Bone marrow aspiration and biopsy was performed for better classification of the likely underlying myeloproliferative neoplasm:

  • Bone marrow morphology: normocellular marrow with increased number of enlarged, megakaryocytes with no significant increase in neutrophil granulopoiesis or erythropoiesis. No fibrosis. No evidence of dysplasia. No increase in CD34+ blasts by flow cytometry.
  • Diploid karyotype
  • Molecular panel sent on the bone marrow aspirate identifying JAK2 V617F mutation
    • No additional mutations identified, including a negative BCR/ABL

Treatment

Based on these results, the patient was informed that she had a diagnosis of essential thrombocythemia (ET) with a JAK2 mutation. She was recommended to start cytoreductive therapy due to her being older than age 60 to reduce the risk of thrombotic or bleeding events. Interferon or hydroxyurea were proposed as front-line agents, and the patient decided to pursue treatment with hydroxyurea. Additionally, she was instructed to start low-dose aspirin (81 mg/day).
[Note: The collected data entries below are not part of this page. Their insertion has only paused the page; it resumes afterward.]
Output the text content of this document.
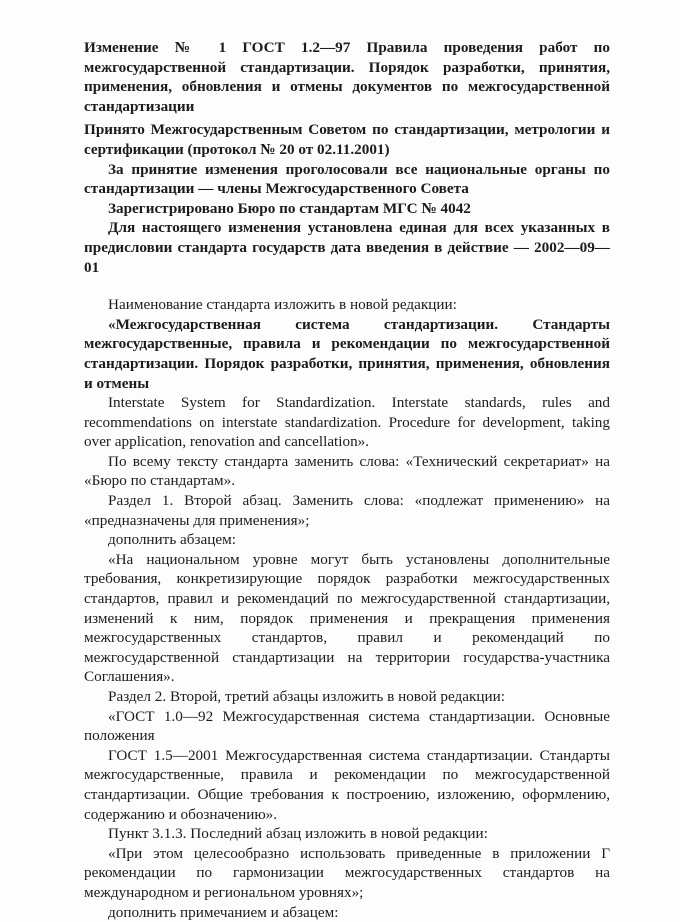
Изменение № 1 ГОСТ 1.2—97 Правила проведения работ по межгосударственной стандартизации. Порядок разработки, принятия, применения, обновления и отмены документов по межгосударственной стандартизации

Принято Межгосударственным Советом по стандартизации, метрологии и сертификации (протокол № 20 от 02.11.2001)

За принятие изменения проголосовали все национальные органы по стандартизации — члены Межгосударственного Совета

Зарегистрировано Бюро по стандартам МГС № 4042

Для настоящего изменения установлена единая для всех указанных в предисловии стандарта государств дата введения в действие — 2002—09—01

Наименование стандарта изложить в новой редакции:

«Межгосударственная система стандартизации. Стандарты межгосударственные, правила и рекомендации по межгосударственной стандартизации. Порядок разработки, принятия, применения, обновления и отмены

Interstate System for Standardization. Interstate standards, rules and recommendations on interstate standardization. Procedure for development, taking over application, renovation and cancellation».

По всему тексту стандарта заменить слова: «Технический секретариат» на «Бюро по стандартам».

Раздел 1. Второй абзац. Заменить слова: «подлежат применению» на «предназначены для применения»;

дополнить абзацем:

«На национальном уровне могут быть установлены дополнительные требования, конкретизирующие порядок разработки межгосударственных стандартов, правил и рекомендаций по межгосударственной стандартизации, изменений к ним, порядок применения и прекращения применения межгосударственных стандартов, правил и рекомендаций по межгосударственной стандартизации на территории государства-участника Соглашения».

Раздел 2. Второй, третий абзацы изложить в новой редакции:

«ГОСТ 1.0—92 Межгосударственная система стандартизации. Основные положения

ГОСТ 1.5—2001 Межгосударственная система стандартизации. Стандарты межгосударственные, правила и рекомендации по межгосударственной стандартизации. Общие требования к построению, изложению, оформлению, содержанию и обозначению».

Пункт 3.1.3. Последний абзац изложить в новой редакции:

«При этом целесообразно использовать приведенные в приложении Г рекомендации по гармонизации межгосударственных стандартов на международном и региональном уровнях»;

дополнить примечанием и абзацем:
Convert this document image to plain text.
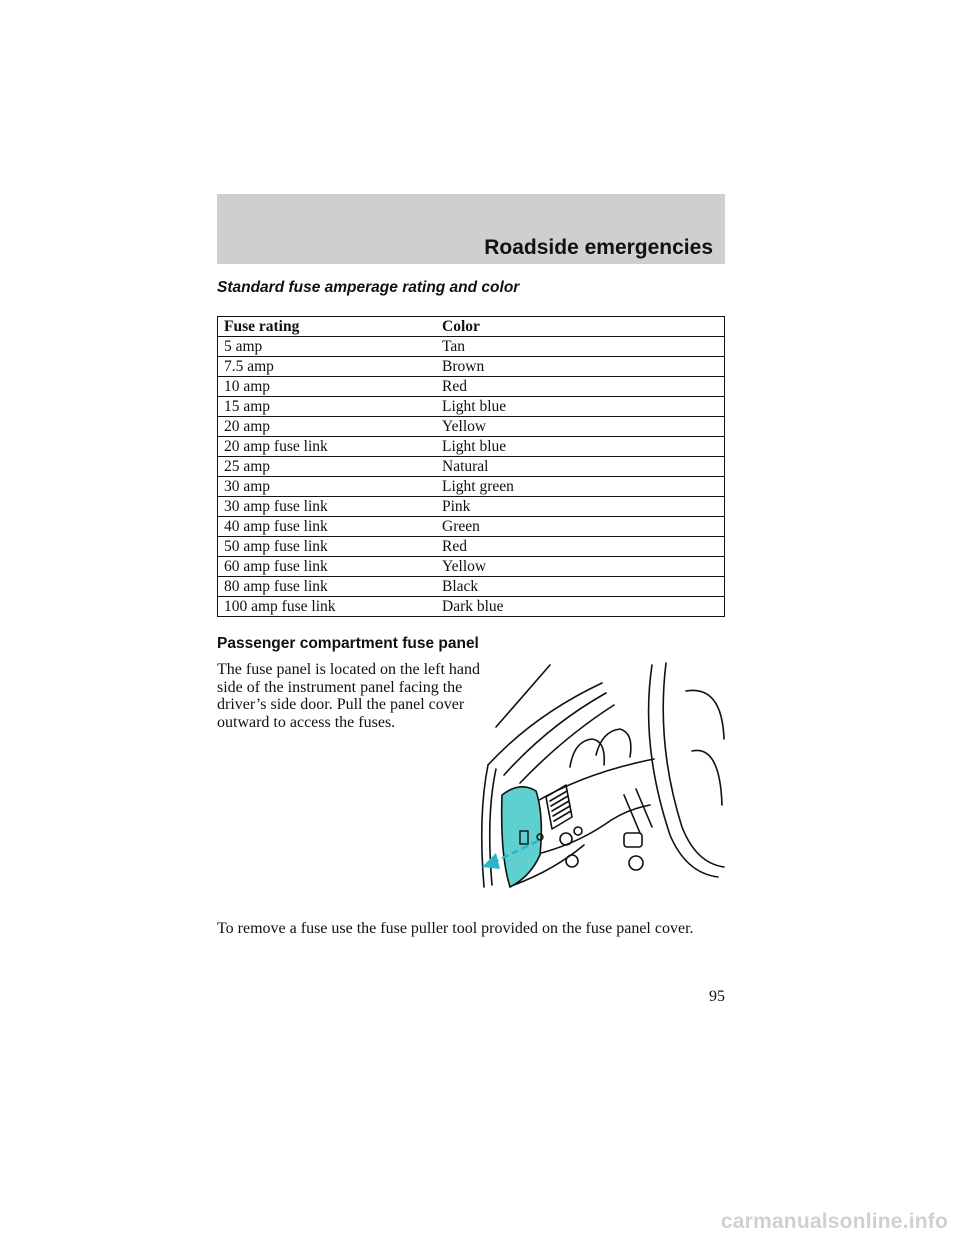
Roadside emergencies
Standard fuse amperage rating and color
Fuse rating	Color
5 amp	Tan
7.5 amp	Brown
10 amp	Red
15 amp	Light blue
20 amp	Yellow
20 amp fuse link	Light blue
25 amp	Natural
30 amp	Light green
30 amp fuse link	Pink
40 amp fuse link	Green
50 amp fuse link	Red
60 amp fuse link	Yellow
80 amp fuse link	Black
100 amp fuse link	Dark blue
Passenger compartment fuse panel

The fuse panel is located on the left hand side of the instrument panel facing the driver’s side door. Pull the panel cover outward to access the fuses.

To remove a fuse use the fuse puller tool provided on the fuse panel cover.

95
carmanualsonline.info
The patient was advised to continue close follow-up with her primary care provider for optimal management of hypertension, hypercholesterolemia, and cardiovascular risk factors. Additionally, she was referred to a dermatologist as treatment with hydroxyurea does place her at increased risk for the development of non-melanoma skin cancers.

Discussion

This case represents a classic presentation of a patient with a new diagnosis of JAK2+ ET. Additional mutations commonly seen in ET include CALR and MPL; however, these three driver mutations are mutually exclusive and will not co-occur. It is important to note that the dose of hydroxyurea was titrated a number of times within the first six months of treatment in order to achieve normal platelet count, while at the same time avoiding the development of anemia or neutropenia. Initial management of patients with ET on cytoreductive therapy may require more frequent visits and lab tests until the optimal dose is established. Longer-term follow-up is necessary for continued CBC monitoring for disease control on the current therapy and any clinical or laboratory changes indicating potential transformation to myelofibrosis. Evaluation for the presence of symptoms or the development of splenomegaly is also an important part of follow-up for patients with ET.

Of note, the 2016 WHO revised classification and diagnosis of ET includes a bone marrow evaluation. The purpose is to differentiate between ET and prefibrotic myelofibrosis, both of which may present with an isolated thrombocytosis on laboratory studies. Median survival is significantly shorter in prefibrotic myelofibrosis than ET, and therefore having appropriate diagnosis is critical for optimal monitoring and management.1,2

References:

  1. Barbui T, et al. The new WHO classification for essential thrombocythemia calls for revision of available evidences. Blood Cancer J. 2020;10:22.
  2. Thiele J, et al. Essential thrombocythemia versus early primary myelofibrosis: a multicenter study to validate the WHO classification. Blood 2011;117:5710-5718.